Saturday, 2 October 2010

Where are we now

Sorry for the long gap.   I work on an ad hoc conultancy basis, and the work I do is very Autumn and Spring focussed.  It's been a busy month, and I haven't had much time for anything other than work.

Luckily for me, I work from home; this means I can coninue to keep an eye on the Girls,  and squeeze in preserving stuff in between.


The integration continues.

Everyone goes to bed, just a few minor squabbles.   Roobard, 'Tilda and Florence are consigned to the nestbox, with Florence sitting on the separator between the nest box and roosting bars;  Custard (who has been in-lay for some time now) is allowed on the roosting bars.


The running away and chasing continues during the day, but more often than not everyone gets on with it, as long as the Littlees keep themselves to themselves.  

Roobarb (the Welsh Black egg that was laid en route when we were bringing Rose and Ruby from Wales to their new home) is just amazing, but completely scared of her own shadow. At treat time, she grabs a treea then runs off into a quiet corner. It takes her forever to eat it, and sometimes she picks it up and streaks across the garden with it. By this time, the others have finished scoffing, and chase her.  If only she kept quiet and got on with eating it, she'd be fine!
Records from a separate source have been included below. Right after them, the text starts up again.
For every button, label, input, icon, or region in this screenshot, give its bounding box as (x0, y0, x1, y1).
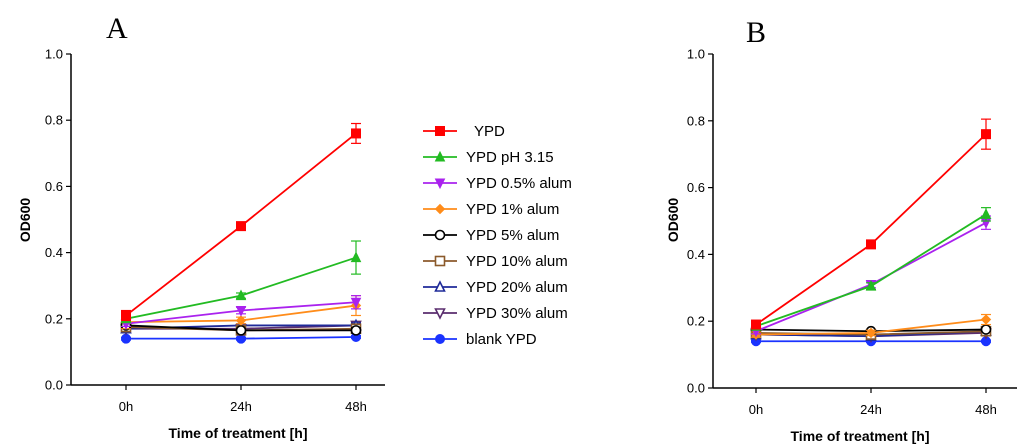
panel-a-y-tick-label: 0.6 (45, 179, 63, 194)
legend-label: YPD 1% alum (466, 201, 559, 218)
panel-a-y-tick-label: 0.2 (45, 311, 63, 326)
panel-b-y-tick-label: 0.8 (687, 113, 705, 128)
panel-a-point-ypd-5-alum (235, 325, 247, 336)
legend-label: YPD 0.5% alum (466, 175, 572, 192)
panel-a-point-ypd-0-5-alum (350, 297, 362, 309)
legend-item: YPD 20% alum (423, 279, 568, 296)
panel-b-point-ypd-1-alum (865, 327, 877, 339)
legend-marker (434, 229, 446, 241)
panel-b-point-ypd-ph-3-15 (980, 208, 992, 219)
legend-label: YPD pH 3.15 (466, 149, 554, 166)
legend-marker (435, 334, 445, 344)
panel-b-y-tick-label: 1.0 (687, 47, 705, 62)
panel-a-y-tick-label: 0.8 (45, 113, 63, 128)
legend-marker (434, 280, 446, 292)
panel-b-letter: B (746, 16, 766, 49)
panel-b-point-ypd-1-alum (980, 314, 992, 325)
legend-label: YPD 30% alum (466, 305, 568, 322)
panel-a-x-tick-label: 0h (119, 399, 133, 414)
legend-marker (434, 150, 446, 162)
panel-a-x-tick-label: 24h (230, 399, 252, 414)
legend-marker (434, 308, 446, 320)
legend-item: YPD 10% alum (423, 253, 568, 270)
legend-label: YPD 20% alum (466, 279, 568, 296)
panel-b-x-tick-label: 0h (749, 402, 763, 417)
panel-a-x-label: Time of treatment [h] (169, 425, 308, 441)
legend-label: YPD (474, 123, 505, 140)
panel-a-y-tick-label: 1.0 (45, 47, 63, 62)
panel-b-x-tick-label: 48h (975, 402, 997, 417)
panel-a-series (120, 122, 362, 344)
panel-a-series-blank-ypd (121, 332, 361, 344)
legend-label: YPD 5% alum (466, 227, 559, 244)
panel-a-y-tick-label: 0.4 (45, 245, 63, 260)
panel-b-x-tick-label: 24h (860, 402, 882, 417)
panel-a-y-ticks: 0.0 0.2 0.4 0.6 0.8 1.0 (45, 47, 71, 393)
legend-item: blank YPD (423, 331, 537, 348)
legend-marker (434, 255, 446, 267)
panel-b-line-ypd (755, 133, 987, 326)
legend-marker (435, 126, 445, 136)
panel-b-series-ypd (751, 118, 991, 330)
panel-a-point-ypd (351, 128, 361, 139)
panel-b-series (750, 118, 992, 347)
legend-marker (434, 178, 446, 190)
panel-a-point-ypd (236, 221, 246, 232)
legend-item: YPD 30% alum (423, 305, 568, 322)
panel-a-y-tick-label: 0.0 (45, 378, 63, 393)
panel-b-point-ypd (751, 319, 761, 330)
panel-a-letter: A (106, 12, 128, 45)
legend-label: blank YPD (466, 331, 537, 348)
panel-a-point-ypd-ph-3-15 (350, 251, 362, 263)
panel-a: A OD600 Time of treatment [h] 0.00.20.40… (17, 12, 385, 441)
panel-b-point-ypd (866, 239, 876, 250)
panel-b-line-ypd-ph-3-15 (755, 213, 987, 328)
legend: YPD YPD pH 3.15 YPD 0.5% alum YPD 1% alum YP… (423, 123, 572, 348)
panel-b-y-tick-label: 0.2 (687, 314, 705, 329)
panel-a-series-ypd (121, 122, 361, 322)
panel-a-point-ypd-5-alum (350, 325, 362, 336)
panel-b-y-ticks: 0.0 0.2 0.4 0.6 0.8 1.0 (687, 47, 713, 396)
panel-a-x-tick-label: 48h (345, 399, 367, 414)
legend-label: YPD 10% alum (466, 253, 568, 270)
legend-item: YPD pH 3.15 (423, 149, 554, 166)
panel-a-point-ypd-ph-3-15 (235, 289, 247, 301)
panel-a-x-ticks: 0h 24h 48h (119, 385, 367, 414)
panel-b: B OD600 Time of treatment [h] 0.00.20.40… (665, 16, 1017, 444)
panel-b-x-label: Time of treatment [h] (791, 428, 930, 444)
legend-item: YPD 5% alum (423, 227, 559, 244)
panel-b-y-tick-label: 0.6 (687, 180, 705, 195)
panel-b-point-ypd-5-alum (980, 324, 992, 335)
panel-b-y-label: OD600 (665, 198, 681, 243)
legend-item: YPD 0.5% alum (423, 175, 572, 192)
panel-a-point-ypd-1-alum (235, 315, 247, 326)
panel-b-point-ypd-ph-3-15 (865, 280, 877, 291)
panel-b-y-tick-label: 0.0 (687, 381, 705, 396)
legend-marker (434, 203, 446, 215)
panel-b-x-ticks: 0h 24h 48h (749, 388, 997, 417)
panel-a-y-label: OD600 (17, 198, 33, 243)
panel-a-point-ypd-0-5-alum (235, 306, 247, 317)
panel-b-series-ypd-1-alum (750, 313, 992, 340)
panel-b-series-ypd-ph-3-15 (750, 207, 992, 331)
panel-b-point-ypd (981, 129, 991, 140)
panel-b-y-tick-label: 0.4 (687, 247, 705, 262)
legend-item: YPD (423, 123, 505, 140)
legend-item: YPD 1% alum (423, 201, 559, 218)
panel-a-point-ypd (121, 310, 131, 321)
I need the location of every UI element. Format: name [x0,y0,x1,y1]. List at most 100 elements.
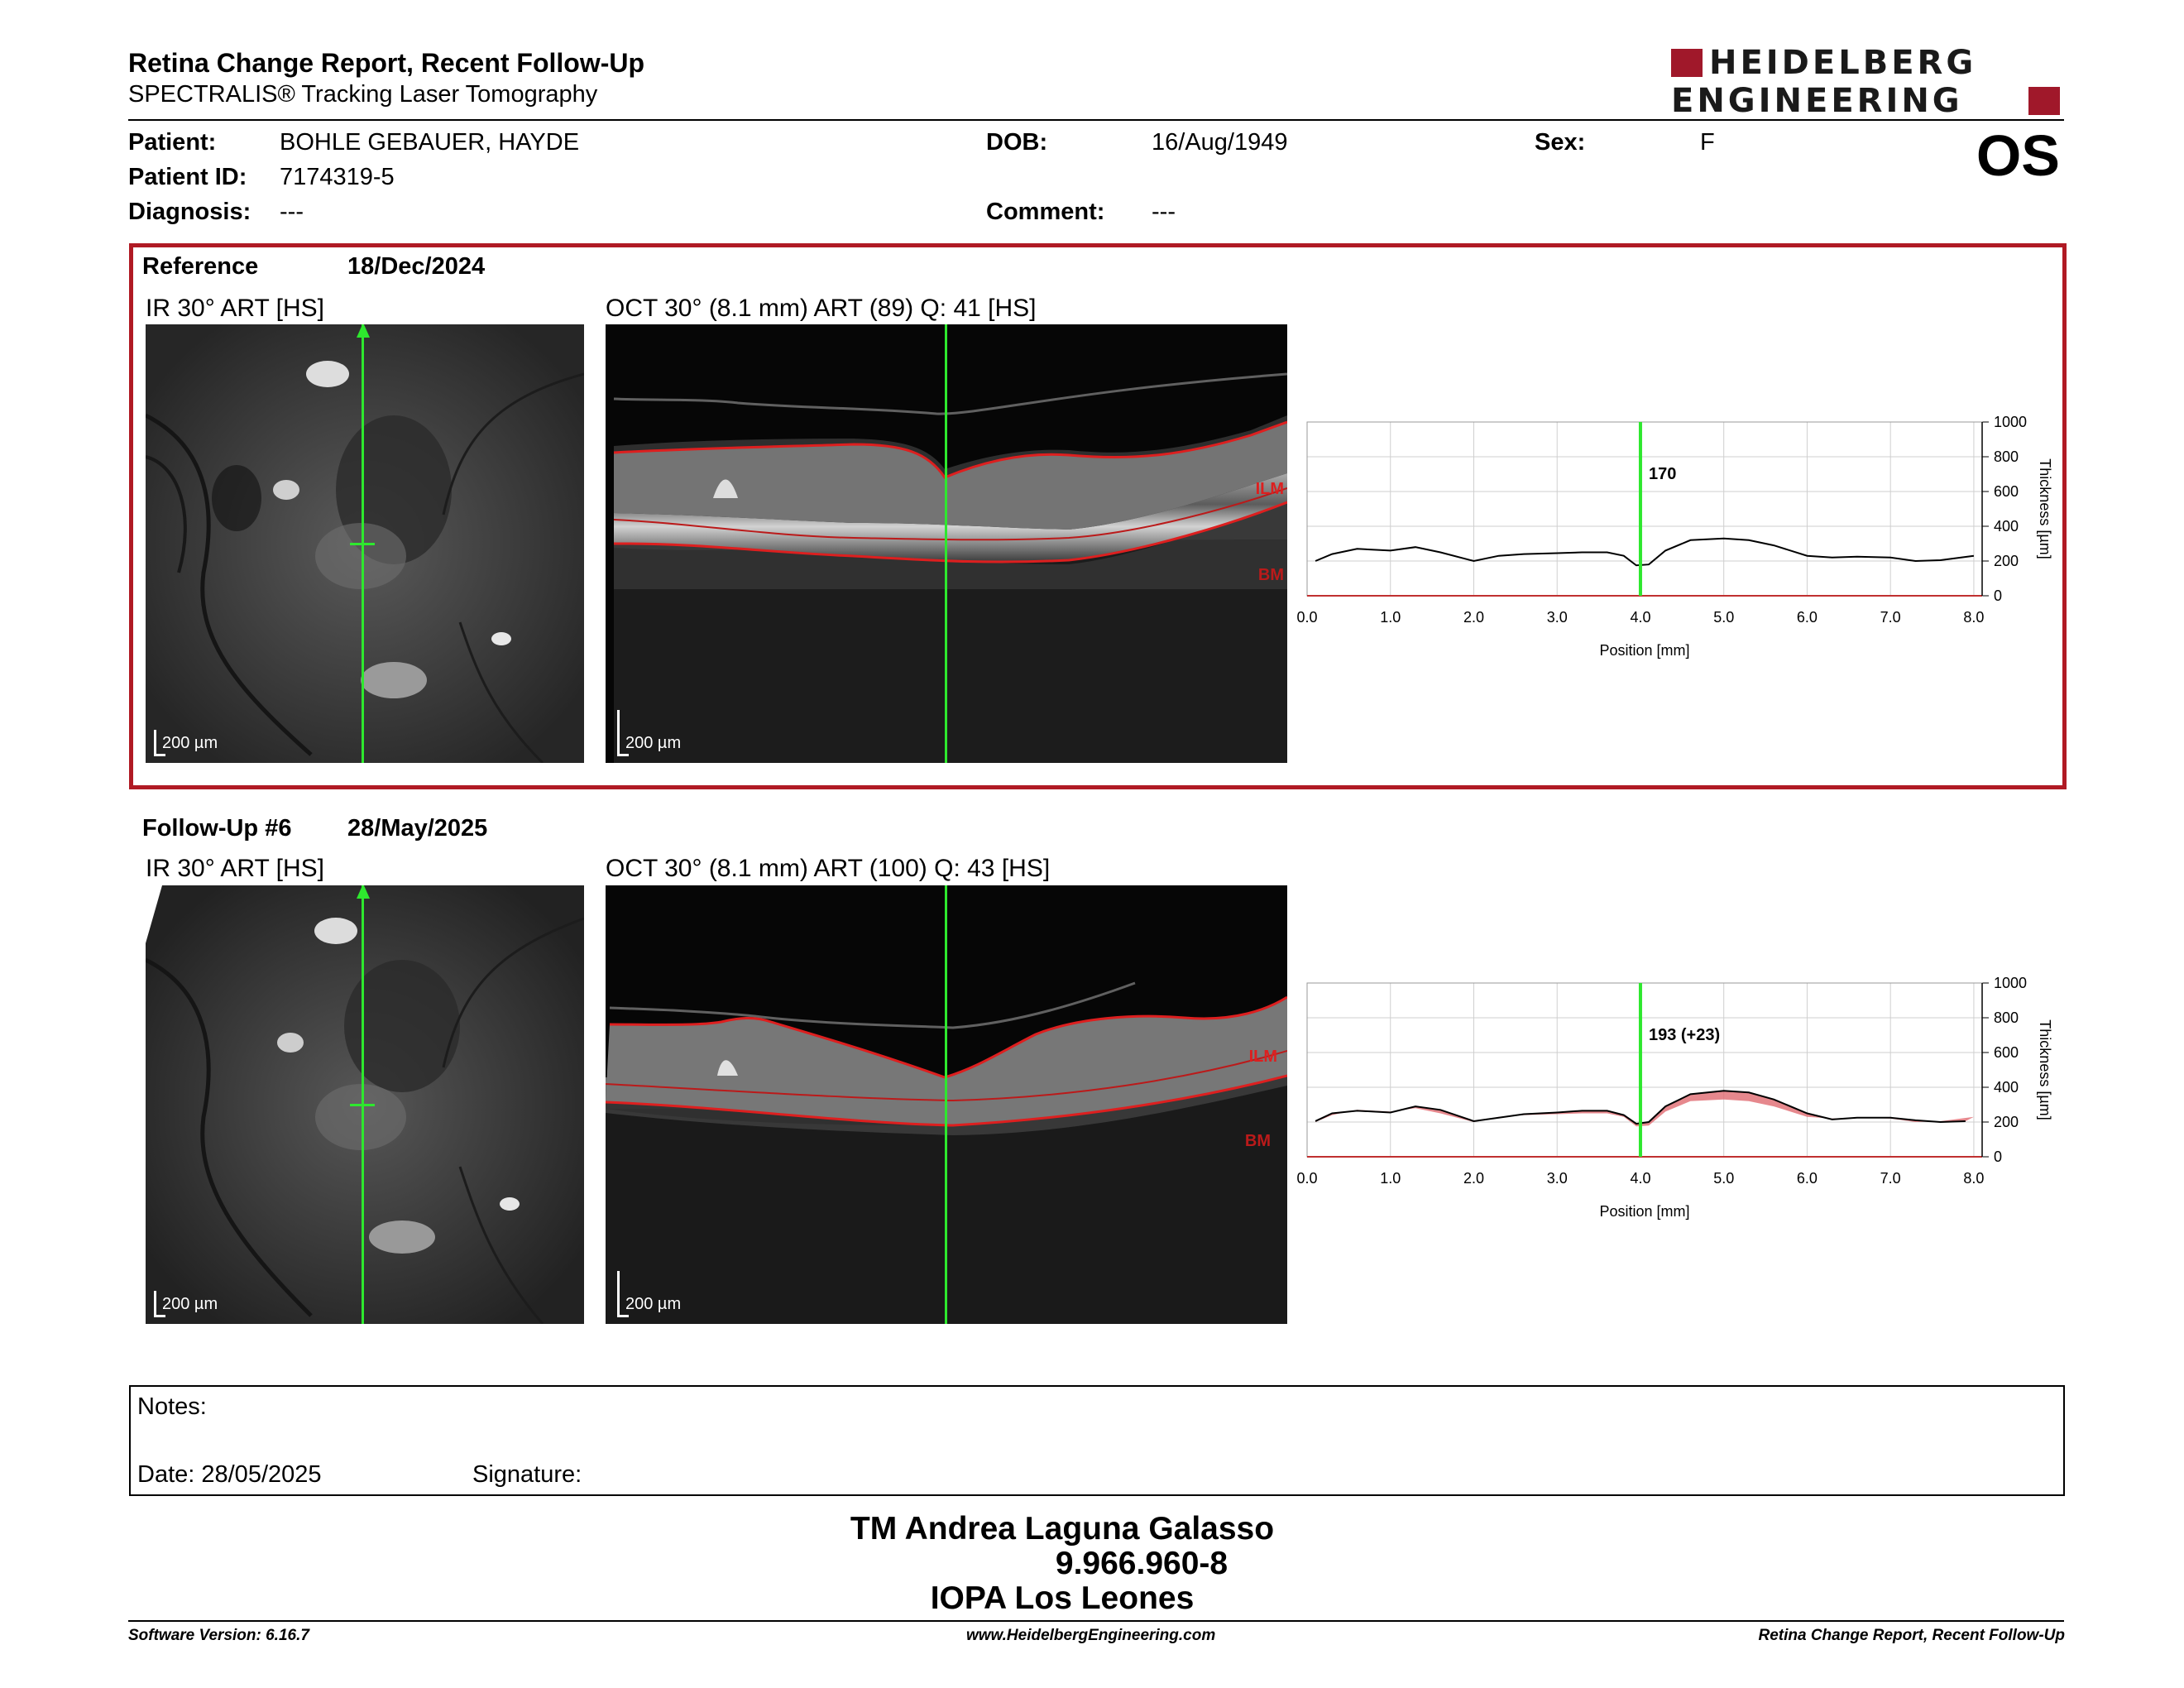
institution-name: IOPA Los Leones [930,1580,1195,1616]
diagnosis-label: Diagnosis: [128,199,251,225]
y-tick-label: 600 [1994,1044,2019,1061]
y-tick-label: 0 [1994,587,2002,604]
x-tick-label: 0.0 [1296,1170,1317,1187]
x-tick-label: 5.0 [1713,1170,1734,1187]
thickness-line [1315,1090,1966,1125]
fovea-marker [350,543,375,545]
y-tick-label: 1000 [1994,414,2027,430]
reference-date: 18/Dec/2024 [347,253,486,280]
thickness-line [1315,537,1975,567]
oct-scale-bar: 200 µm [617,1266,700,1317]
y-tick-label: 200 [1994,553,2019,569]
reference-thickness-chart: 0.0 1.0 2.0 3.0 4.0 5.0 6.0 7.0 8.0 0 200 400 600 800… [1296,414,2053,659]
bm-label: BM [1257,566,1284,584]
patient-name: BOHLE GEBAUER, HAYDE [280,129,580,156]
reference-ir-caption: IR 30° ART [HS] [146,295,324,322]
reference-oct-caption: OCT 30° (8.1 mm) ART (89) Q: 41 [HS] [606,295,1037,322]
fovea-marker [350,1104,375,1106]
x-tick-label: 1.0 [1380,1170,1401,1187]
x-tick-label: 7.0 [1880,609,1901,626]
plot-frame [1306,421,1983,597]
cursor-value-label: 170 [1649,465,1676,483]
software-version: Software Version: 6.16.7 [128,1627,309,1644]
followup-ir-image: 200 µm [146,885,584,1324]
x-tick-label: 5.0 [1713,609,1734,626]
signature-label: Signature: [472,1461,582,1488]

I've seen Custard (Sasso) peck 'Tilda (Sasso, disabled) on the top of the head, and that really did make me sad.


I sometimes wish I'd just kept them all separate. The Littlees were a happy little flock They (presumably) had their own pecking order, but they'd grown up with it.  Anyway, it's pointless thinking about that because 2 separate flocks would mean problems with free ranging areas, especially in the winter when the grass isn't renewing itself.

I've been trying to tame the Littlees.  Custard has been much more friendly since she came in to lay. She crouches for me, and I can pick her up without too much trouble.    The other 3, especially Roobarb,  continue to be completely panic stricken.  Florence (Australorp) is so funny. She's an enormous bird but completely unaware of the fact that she's so much bigger than everyone else.  She is stunning.



The Old Girls are moulting, so I've been giving them cat food every few days. Was a bit concerned it migght bring out their aggressiveness even more, but I'm not sure that it does really.


Down on the allotment, the established flocks are moulting as well.  We'd really like to take the saddles off the 3 breeding girls, but we aren't sure what's happening with Roo treading.   I've been finding out more about trimming toes and spurs, so we might do that with Roo and then removed the Girls' saddles for the winter.